Subjekt und Selbstmodell. Die Perspektivität phänomenalen Bewusstseins vor dem Hintergrund einer naturalistischen Theorie mentaler Repräsentation,

Paderborn et al. 1993

Als Kommentar zu den neuen neuronalen Disziplinen sehr aufschlussreich. Leider extrem schlecht geschrieben, statt Relativsätze stehen unüberblickbare Ketten von gerundiven Appositionen.

Der Begriff des intentionalen Bewusstseins ist metaphysisch. (127f)

Ein empirisch testbarer Begriff wäre: Informationsverarbeitung mittels mentaler Modelle. Die mentalen Modelle werden in verschiedenen Formaten abgespeichert (Farbe, Gefühl, Ausdehnung, Zeit etc.); sie führen zu analogem Wissen und beruhen auf dem Prinzip der Ähnlichkeit.
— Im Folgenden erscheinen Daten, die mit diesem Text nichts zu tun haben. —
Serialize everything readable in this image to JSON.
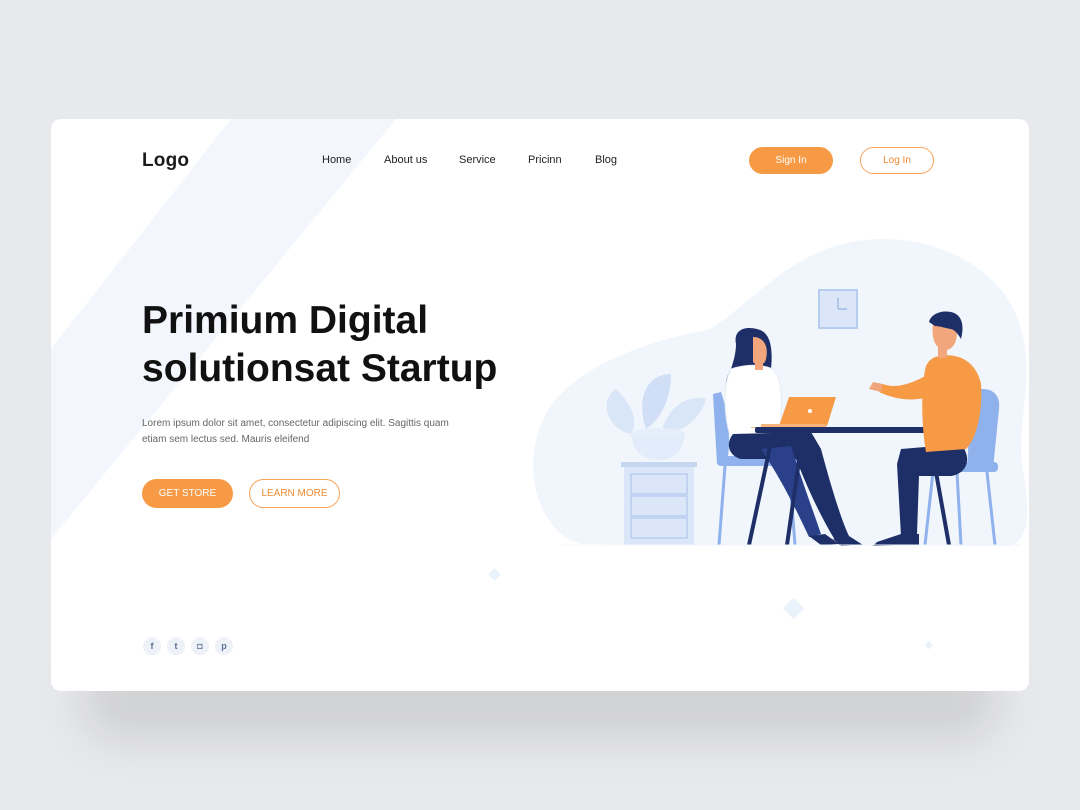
{
  "header": {
    "logo": "Logo",
    "nav": [
      "Home",
      "About us",
      "Service",
      "Pricinn",
      "Blog"
    ],
    "sign_in": "Sign In",
    "log_in": "Log In"
  },
  "hero": {
    "title_line1": "Primium Digital",
    "title_line2": "solutionsat Startup",
    "description": "Lorem ipsum dolor sit amet, consectetur adipiscing elit. Sagittis quam etiam sem lectus sed. Mauris eleifend",
    "primary_button": "GET STORE",
    "secondary_button": "LEARN MORE"
  },
  "social": [
    {
      "icon": "facebook-icon",
      "glyph": "f"
    },
    {
      "icon": "twitter-icon",
      "glyph": "t"
    },
    {
      "icon": "instagram-icon",
      "glyph": "◘"
    },
    {
      "icon": "pinterest-icon",
      "glyph": "p"
    }
  ],
  "colors": {
    "accent": "#f79a45",
    "accent_text": "#f08a31",
    "background": "#e8e9ec",
    "card": "#ffffff",
    "illustration_blue": "#8fb1ec",
    "illustration_navy": "#1d2f66"
  }
}
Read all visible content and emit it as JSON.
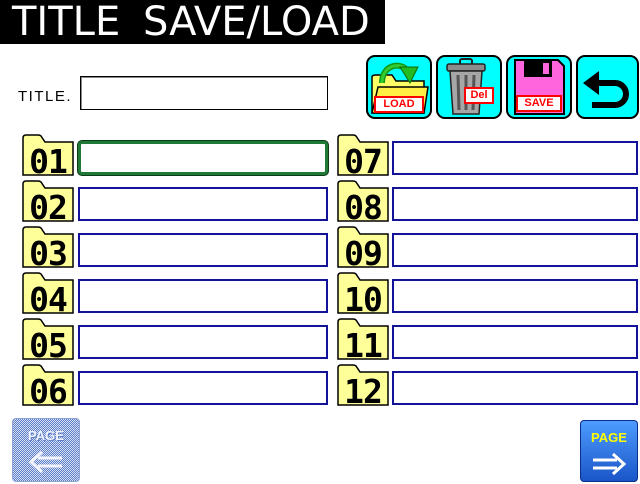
{
  "window": {
    "title": "TITLE SAVE/LOAD"
  },
  "title_field": {
    "label": "TITLE.",
    "value": ""
  },
  "toolbar": {
    "load": {
      "label": "LOAD",
      "icon": "folder-load-icon"
    },
    "delete": {
      "label": "Del",
      "icon": "trash-can-icon"
    },
    "save": {
      "label": "SAVE",
      "icon": "floppy-disk-icon"
    },
    "back": {
      "icon": "return-arrow-icon"
    }
  },
  "slots": [
    {
      "number": "01",
      "title": "",
      "selected": true
    },
    {
      "number": "02",
      "title": ""
    },
    {
      "number": "03",
      "title": ""
    },
    {
      "number": "04",
      "title": ""
    },
    {
      "number": "05",
      "title": ""
    },
    {
      "number": "06",
      "title": ""
    },
    {
      "number": "07",
      "title": ""
    },
    {
      "number": "08",
      "title": ""
    },
    {
      "number": "09",
      "title": ""
    },
    {
      "number": "10",
      "title": ""
    },
    {
      "number": "11",
      "title": ""
    },
    {
      "number": "12",
      "title": ""
    }
  ],
  "pager": {
    "prev": {
      "label": "PAGE",
      "icon": "double-arrow-left-icon",
      "enabled": false
    },
    "next": {
      "label": "PAGE",
      "icon": "double-arrow-right-icon",
      "enabled": true
    }
  },
  "colors": {
    "header_bg": "#000000",
    "header_text": "#ffffff",
    "toolbar_button_bg": "#00ffff",
    "label_red": "#ff0000",
    "slot_tab_bg": "#ffff99",
    "slot_field_border": "#12129a",
    "slot_selected_border": "#1f7a36",
    "page_button_bg": "#1a55c8",
    "page_label": "#ffff00"
  }
}
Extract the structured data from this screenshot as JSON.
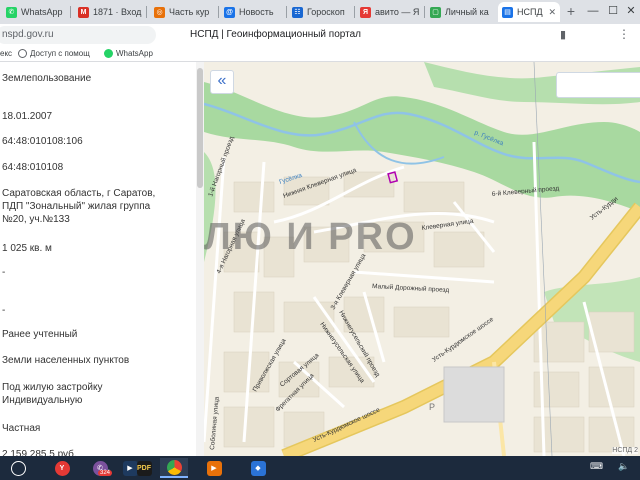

Nur die propositionalen Repräsentate führen zu digitalem Wissen, das auf dem Prinzip der Wahrheit beruht.

Der Wert des Buches liegt eindeutig darin, dass eine Geisttheorie angestrebt wird, die nicht rigoros habermasisch das Ganze vom propositionalen Einzelgehalt her aufzäumt. Das Subjekt ist ein Effekt biophysischer Prozesse: die Zentrierung der mentalen Repräsentate auf das Gesamtsystem selbst.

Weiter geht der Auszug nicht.